Toujours est-il que notre époque goûte les autobiographies, les correspondances, les mémoires, et les biographies ou les reportages, sans doute plus qu’aucune autre avant elle, et que le succès de Carrère s’inscrit pleinement dans ce courant.

Le problème du bien

Mais l’un des commentateurs de Carrère, son collègue Michel Houellebecq, souligne dans un texte passionnant que des livres comme D’autres vies que la mienne ou L’Adversaire posent un autre ensemble de questions philosophiques : la question morale. Les ouvrages de Carrère se posent toujours la question de la morale : non pas, explique Houellebecq, le trop fameux problème du mal, mais ce qu’il appelle le problème du bien. Dans un monde livré au mal et à la souffrance, comment le miracle de la bonté ou de la compassion est-il possible ? Le bien n’est pas difficile à connaître, disent Houellebecq et Carrère. En revanche il est extraordinairement rare.

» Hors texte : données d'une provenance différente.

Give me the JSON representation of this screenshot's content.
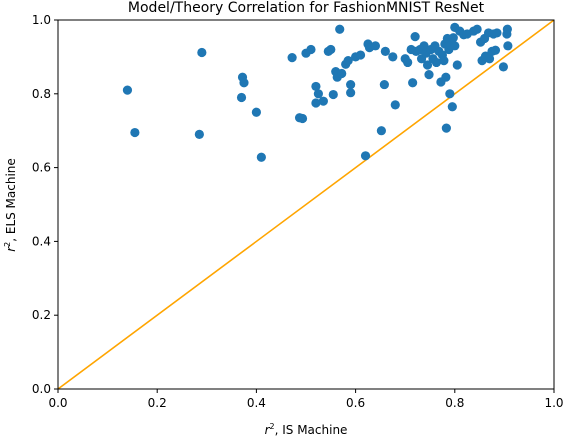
{
  "chart_data": {
    "type": "scatter",
    "title": "Model/Theory Correlation for FashionMNIST ResNet",
    "xlabel": {
      "base": "r",
      "sup": "2",
      "rest": ", IS Machine"
    },
    "ylabel": {
      "base": "r",
      "sup": "2",
      "rest": ", ELS Machine"
    },
    "xlim": [
      0.0,
      1.0
    ],
    "ylim": [
      0.0,
      1.0
    ],
    "xticks": [
      0.0,
      0.2,
      0.4,
      0.6,
      0.8,
      1.0
    ],
    "yticks": [
      0.0,
      0.2,
      0.4,
      0.6,
      0.8,
      1.0
    ],
    "xtick_labels": [
      "0.0",
      "0.2",
      "0.4",
      "0.6",
      "0.8",
      "1.0"
    ],
    "ytick_labels": [
      "0.0",
      "0.2",
      "0.4",
      "0.6",
      "0.8",
      "1.0"
    ],
    "grid": false,
    "legend": "none",
    "point_color": "#1f77b4",
    "reference_line": {
      "x": [
        0.0,
        1.0
      ],
      "y": [
        0.0,
        1.0
      ],
      "color": "#ffa500"
    },
    "points": [
      [
        0.14,
        0.81
      ],
      [
        0.155,
        0.695
      ],
      [
        0.285,
        0.69
      ],
      [
        0.29,
        0.912
      ],
      [
        0.37,
        0.79
      ],
      [
        0.372,
        0.845
      ],
      [
        0.375,
        0.83
      ],
      [
        0.4,
        0.75
      ],
      [
        0.41,
        0.628
      ],
      [
        0.472,
        0.898
      ],
      [
        0.487,
        0.735
      ],
      [
        0.493,
        0.733
      ],
      [
        0.5,
        0.91
      ],
      [
        0.51,
        0.92
      ],
      [
        0.52,
        0.82
      ],
      [
        0.52,
        0.775
      ],
      [
        0.525,
        0.8
      ],
      [
        0.535,
        0.78
      ],
      [
        0.545,
        0.915
      ],
      [
        0.55,
        0.92
      ],
      [
        0.555,
        0.798
      ],
      [
        0.56,
        0.86
      ],
      [
        0.563,
        0.845
      ],
      [
        0.568,
        0.975
      ],
      [
        0.572,
        0.855
      ],
      [
        0.58,
        0.88
      ],
      [
        0.585,
        0.89
      ],
      [
        0.59,
        0.825
      ],
      [
        0.59,
        0.803
      ],
      [
        0.6,
        0.9
      ],
      [
        0.61,
        0.905
      ],
      [
        0.62,
        0.632
      ],
      [
        0.625,
        0.935
      ],
      [
        0.628,
        0.925
      ],
      [
        0.64,
        0.93
      ],
      [
        0.652,
        0.7
      ],
      [
        0.658,
        0.825
      ],
      [
        0.66,
        0.915
      ],
      [
        0.675,
        0.9
      ],
      [
        0.68,
        0.77
      ],
      [
        0.7,
        0.895
      ],
      [
        0.705,
        0.885
      ],
      [
        0.712,
        0.92
      ],
      [
        0.715,
        0.83
      ],
      [
        0.72,
        0.955
      ],
      [
        0.722,
        0.915
      ],
      [
        0.73,
        0.92
      ],
      [
        0.733,
        0.895
      ],
      [
        0.738,
        0.93
      ],
      [
        0.742,
        0.91
      ],
      [
        0.745,
        0.878
      ],
      [
        0.748,
        0.852
      ],
      [
        0.752,
        0.92
      ],
      [
        0.756,
        0.895
      ],
      [
        0.76,
        0.93
      ],
      [
        0.763,
        0.885
      ],
      [
        0.768,
        0.915
      ],
      [
        0.772,
        0.832
      ],
      [
        0.775,
        0.905
      ],
      [
        0.778,
        0.89
      ],
      [
        0.78,
        0.935
      ],
      [
        0.782,
        0.845
      ],
      [
        0.783,
        0.707
      ],
      [
        0.785,
        0.95
      ],
      [
        0.788,
        0.92
      ],
      [
        0.79,
        0.8
      ],
      [
        0.792,
        0.93
      ],
      [
        0.795,
        0.765
      ],
      [
        0.797,
        0.952
      ],
      [
        0.8,
        0.93
      ],
      [
        0.8,
        0.98
      ],
      [
        0.805,
        0.878
      ],
      [
        0.81,
        0.97
      ],
      [
        0.818,
        0.96
      ],
      [
        0.825,
        0.962
      ],
      [
        0.838,
        0.97
      ],
      [
        0.845,
        0.975
      ],
      [
        0.852,
        0.94
      ],
      [
        0.855,
        0.89
      ],
      [
        0.86,
        0.95
      ],
      [
        0.862,
        0.902
      ],
      [
        0.868,
        0.965
      ],
      [
        0.87,
        0.895
      ],
      [
        0.875,
        0.915
      ],
      [
        0.878,
        0.962
      ],
      [
        0.882,
        0.918
      ],
      [
        0.885,
        0.965
      ],
      [
        0.898,
        0.873
      ],
      [
        0.905,
        0.962
      ],
      [
        0.906,
        0.975
      ],
      [
        0.907,
        0.93
      ]
    ]
  }
}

Peut-être les deux questions philosophiques, celle de la fiction et celle de la morale, sont-elles liées : l’écriture de non-fiction, sur soi et sur le monde extérieur, est une manière pour l’écrivain de se confronter à la richesse et à la complexité du monde, et donc d’aboutir à une meilleure compréhension de lui.
L’exigence littéraire est une exigence morale, elle nous apprend à connaître les autres, et nous rend nous-mêmes plus tolérants, et, espérons-le, plus sages.